結果として、北海道と大阪府では2007年と2018年を比べると人口が減少傾向にあり、他の地域では人口が増加していることがわかりました。

この結果を、ggplot2パッケージで可視化してみましょう。その前に、都道府県列をfactor型に変換し、順序を指定します。

都道府県列をfactor型に変換

forcatsパッケージの as_factor() 関数は、データフレームの列やベクトルをfactor型に変換します。また、mutate() 関数で既存の列を指定することで、上書きができます。さて、加工したデータについて、都道府県名と人口変化率をggplot2で棒グラフとして可視化してみましょう。

ggplot2で棒グラフとして可視化
変化率の棒グラフ

ggplot2パッケージでは、パイプ (%>%) ではなくプラス (+) で処理を繋げていくことに注意してください。
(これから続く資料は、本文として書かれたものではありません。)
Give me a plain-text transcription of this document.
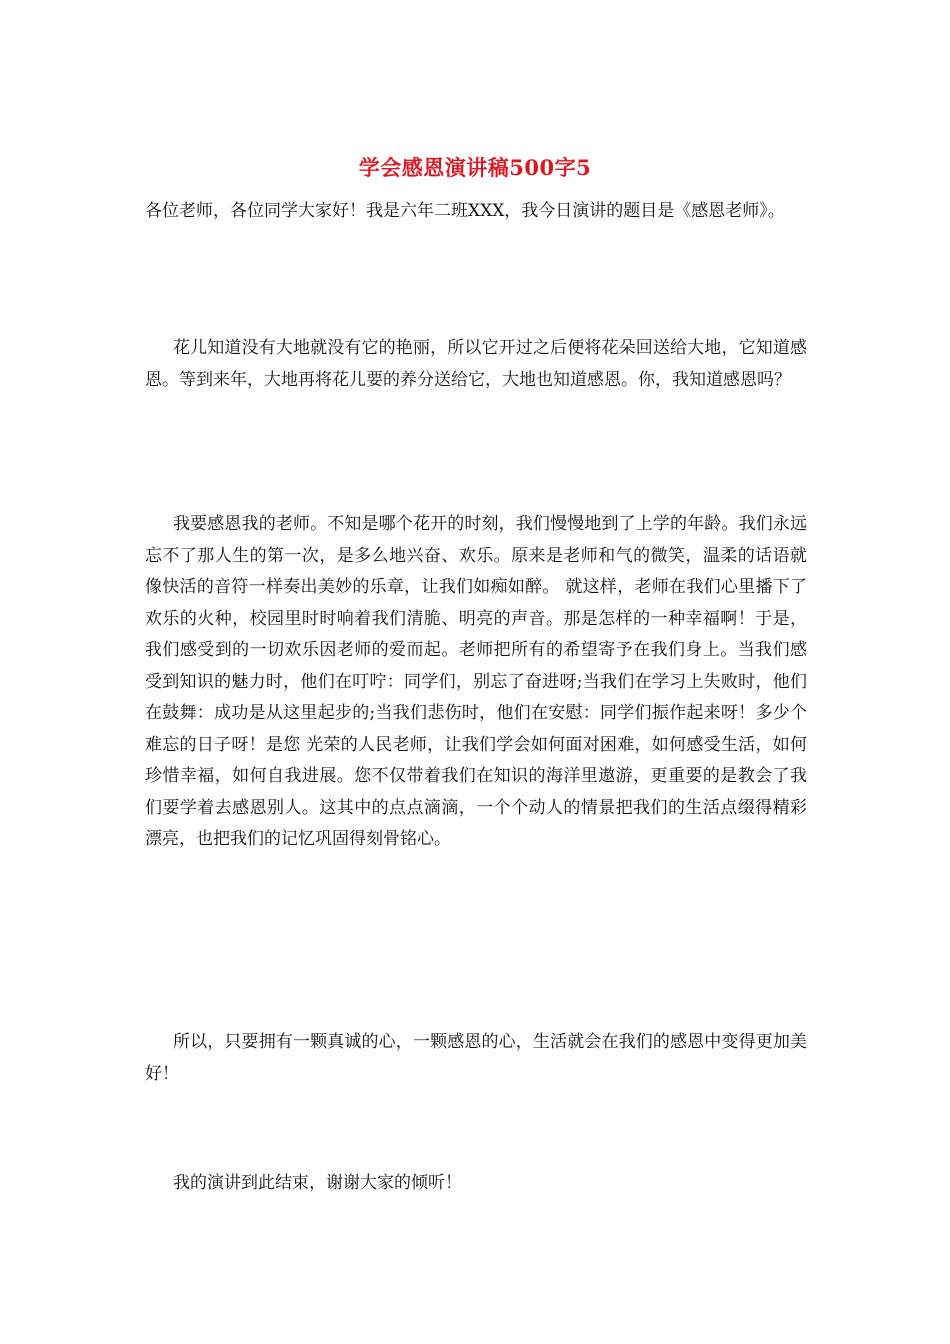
学会感恩演讲稿500字5
各位老师，各位同学大家好！我是六年二班XXX，我今日演讲的题目是《感恩老师》。
花儿知道没有大地就没有它的艳丽，所以它开过之后便将花朵回送给大地，它知道感恩。等到来年，大地再将花儿要的养分送给它，大地也知道感恩。你，我知道感恩吗？
我要感恩我的老师。不知是哪个花开的时刻，我们慢慢地到了上学的年龄。我们永远忘不了那人生的第一次，是多么地兴奋、欢乐。原来是老师和气的微笑，温柔的话语就像快活的音符一样奏出美妙的乐章，让我们如痴如醉。 就这样，老师在我们心里播下了欢乐的火种，校园里时时响着我们清脆、明亮的声音。那是怎样的一种幸福啊！于是，我们感受到的一切欢乐因老师的爱而起。老师把所有的希望寄予在我们身上。当我们感受到知识的魅力时，他们在叮咛：同学们，别忘了奋进呀;当我们在学习上失败时，他们在鼓舞：成功是从这里起步的;当我们悲伤时，他们在安慰：同学们振作起来呀！多少个难忘的日子呀！是您 光荣的人民老师，让我们学会如何面对困难，如何感受生活，如何珍惜幸福，如何自我进展。您不仅带着我们在知识的海洋里遨游，更重要的是教会了我们要学着去感恩别人。这其中的点点滴滴，一个个动人的情景把我们的生活点缀得精彩漂亮，也把我们的记忆巩固得刻骨铭心。
所以，只要拥有一颗真诚的心，一颗感恩的心，生活就会在我们的感恩中变得更加美好！
我的演讲到此结束，谢谢大家的倾听！
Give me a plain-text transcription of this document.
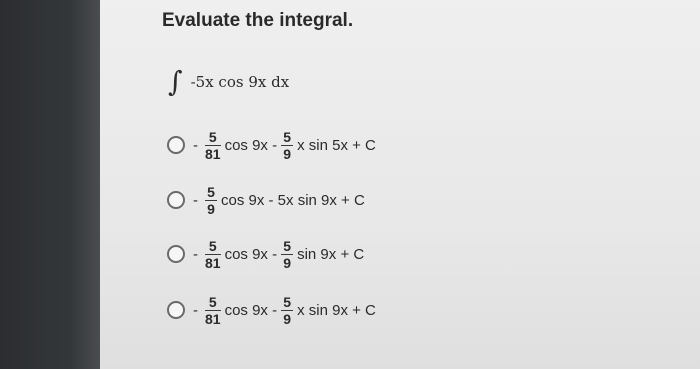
Evaluate the integral.
∫ -5x cos 9x dx
- $\frac{5}{81}$ $\cos 9x - \frac{5}{9}$ x sin 5x + C
- $\frac{5}{9}$ cos 9x - 5x sin 9x + C
- $\frac{5}{81}$ $\cos 9x - \frac{5}{9}$ sin 9x + C
- $\frac{5}{81}$ $\cos 9x - \frac{5}{9}$ x sin 9x + C
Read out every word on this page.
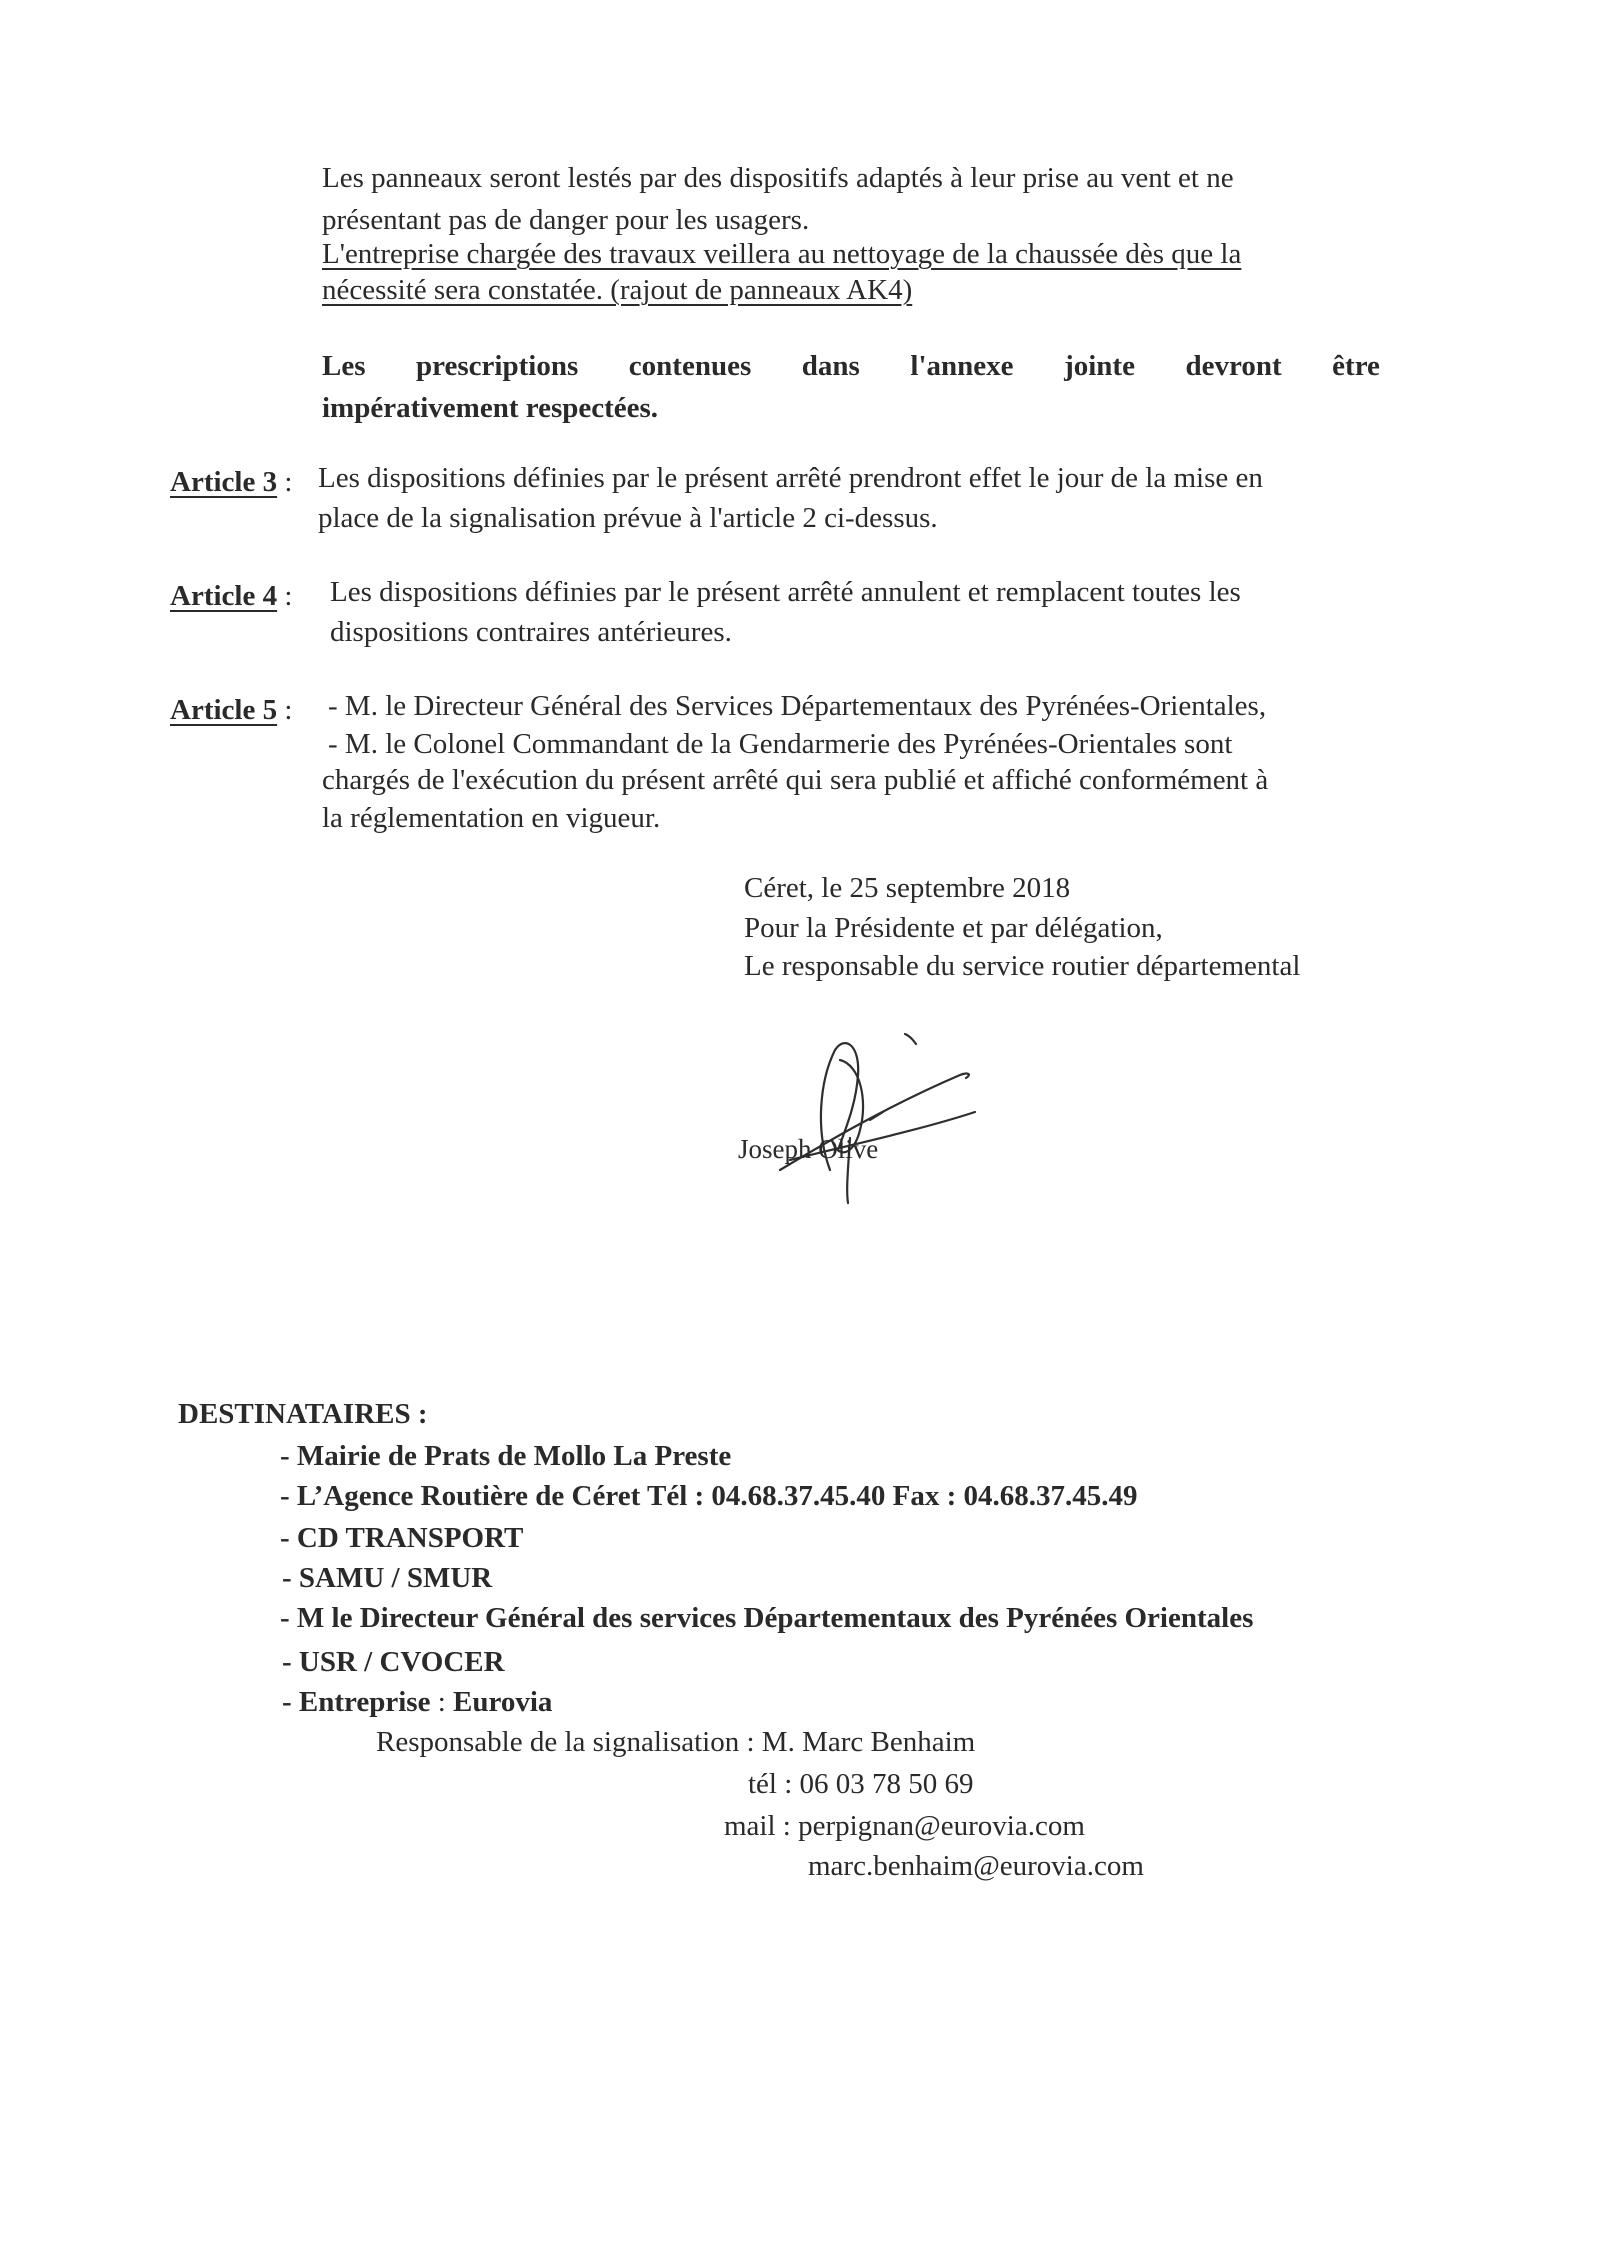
Les panneaux seront lestés par des dispositifs adaptés à leur prise au vent et ne
présentant pas de danger pour les usagers.
L'entreprise chargée des travaux veillera au nettoyage de la chaussée dès que la
nécessité sera constatée. (rajout de panneaux AK4)
Les prescriptions contenues dans l'annexe jointe devront être
impérativement respectées.
Article 3 : Les dispositions définies par le présent arrêté prendront effet le jour de la mise en
place de la signalisation prévue à l'article 2 ci-dessus.
Article 4 : Les dispositions définies par le présent arrêté annulent et remplacent toutes les
dispositions contraires antérieures.
Article 5 : - M. le Directeur Général des Services Départementaux des Pyrénées-Orientales,
- M. le Colonel Commandant de la Gendarmerie des Pyrénées-Orientales sont
chargés de l'exécution du présent arrêté qui sera publié et affiché conformément à
la réglementation en vigueur.
Céret, le 25 septembre 2018
Pour la Présidente et par délégation,
Le responsable du service routier départemental
Joseph Olive
DESTINATAIRES :
- Mairie de Prats de Mollo La Preste
- L’Agence Routière de Céret Tél : 04.68.37.45.40 Fax : 04.68.37.45.49
- CD TRANSPORT
- SAMU / SMUR
- M le Directeur Général des services Départementaux des Pyrénées Orientales
- USR / CVOCER
- Entreprise : Eurovia
Responsable de la signalisation : M. Marc Benhaim
tél : 06 03 78 50 69
mail : perpignan@eurovia.com
marc.benhaim@eurovia.com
tidyverseを活用して、各都道府県のデータを抽出、集計し、可視化することができました。

 

ここまでtidyverseパッケージ群の概要と、tidyverseを構成するパッケージの機能を使ったデータ分析の例を紹介してきました。tidyverseは、ここではとても紹介しきれないほどの豊富な機能があります。Rによるデータサイエンスのスキルを高めていくうえで、tidyverseの使い方を学ぶことは必要不可欠です。この記事が、その第一歩となれば幸いです。